In Figure 7, we also illustrate three main sources of data: the more traditional source, which is ERP, and then two emerging areas of social media/sentiment and the IoT (sensors). While ERP data is projected to increase modestly over time, social and particularly sensor data is projected to grow exponentially. Whether the conference-favorite “smart” refrigerator ever comes to be in a material way remains to be seen, but the instrumentation of the supply chain, for example, is moving forward full bore. Some potential sensor application examples are listed in Figure 8.

Figure 8

The examples listed in Figure 8 are all supply chain-centric, but that is where we see most IoT applications initially. However, it can be transformative in the sense that data is now (or is about to be) available to the supply chain and broader business where it was only speculation before.
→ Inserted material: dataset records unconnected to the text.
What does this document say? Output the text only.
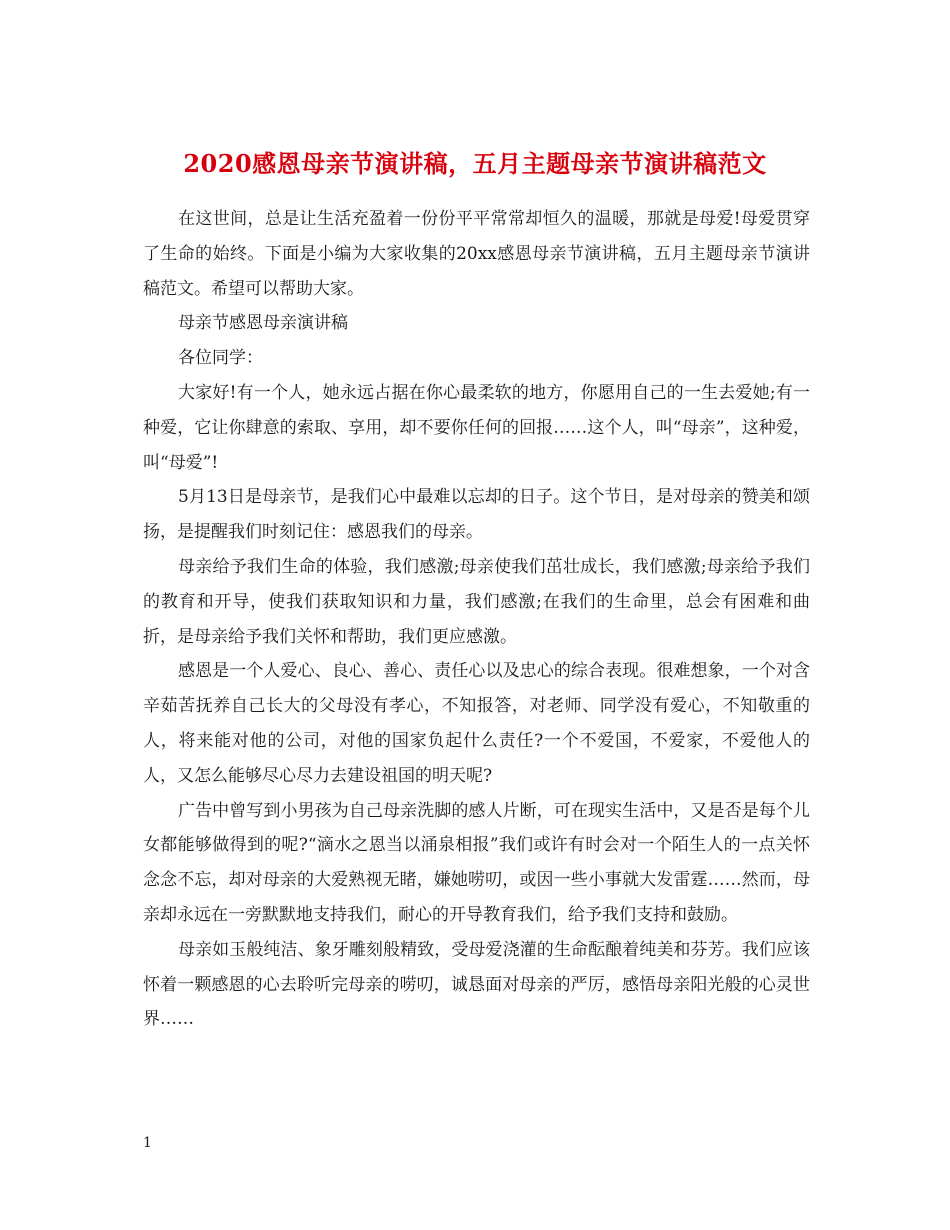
2020感恩母亲节演讲稿，五月主题母亲节演讲稿范文

在这世间，总是让生活充盈着一份份平平常常却恒久的温暖，那就是母爱!母爱贯穿了生命的始终。下面是小编为大家收集的20xx感恩母亲节演讲稿，五月主题母亲节演讲稿范文。希望可以帮助大家。

母亲节感恩母亲演讲稿

各位同学：

大家好!有一个人，她永远占据在你心最柔软的地方，你愿用自己的一生去爱她;有一种爱，它让你肆意的索取、享用，却不要你任何的回报……这个人，叫“母亲”，这种爱，叫“母爱”!

5月13日是母亲节，是我们心中最难以忘却的日子。这个节日，是对母亲的赞美和颂扬，是提醒我们时刻记住：感恩我们的母亲。

母亲给予我们生命的体验，我们感激;母亲使我们茁壮成长，我们感激;母亲给予我们的教育和开导，使我们获取知识和力量，我们感激;在我们的生命里，总会有困难和曲折，是母亲给予我们关怀和帮助，我们更应感激。

感恩是一个人爱心、良心、善心、责任心以及忠心的综合表现。很难想象，一个对含辛茹苦抚养自己长大的父母没有孝心，不知报答，对老师、同学没有爱心，不知敬重的人，将来能对他的公司，对他的国家负起什么责任?一个不爱国，不爱家，不爱他人的人，又怎么能够尽心尽力去建设祖国的明天呢?

广告中曾写到小男孩为自己母亲洗脚的感人片断，可在现实生活中，又是否是每个儿女都能够做得到的呢?“滴水之恩当以涌泉相报”我们或许有时会对一个陌生人的一点关怀念念不忘，却对母亲的大爱熟视无睹，嫌她唠叨，或因一些小事就大发雷霆……然而，母亲却永远在一旁默默地支持我们，耐心的开导教育我们，给予我们支持和鼓励。

母亲如玉般纯洁、象牙雕刻般精致，受母爱浇灌的生命酝酿着纯美和芬芳。我们应该怀着一颗感恩的心去聆听完母亲的唠叨，诚恳面对母亲的严厉，感悟母亲阳光般的心灵世界……

1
In last year’s report, we presented results from our 2016 supply chain survey identifying where companies are finding value from analytics capabilities. We represent that information in Figure 9.

Figure 9

Overwhelmingly, demand planning and forecasting is the top answer when it comes to getting value from analytics. So having comprehensive data, analyzed in real or near-real time, drives significant value for both the supply chain and the overall consumer goods enterprise.

Yet not all data is available in real time — nor needs to be, frankly. It is our estimate that about half of all consumer goods companies get 50% of their data in real time, with about one-fifth getting 75% or more in real time. This number will go up dramatically in the next few years as sensor data begins to contribute to overall data volume.

Lastly, we’d like to comment on data quality. As consumer goods companies move into the “data age,” the necessity for data quality grows. It will be very easy to go from “garbage in, garbage out” to “BIG garbage in, BIG garbage out.” Since many companies have struggled for years with data accuracy and quality, it suggests that this is something to be wary of lest CGs find themselves making bad data-driven decisions.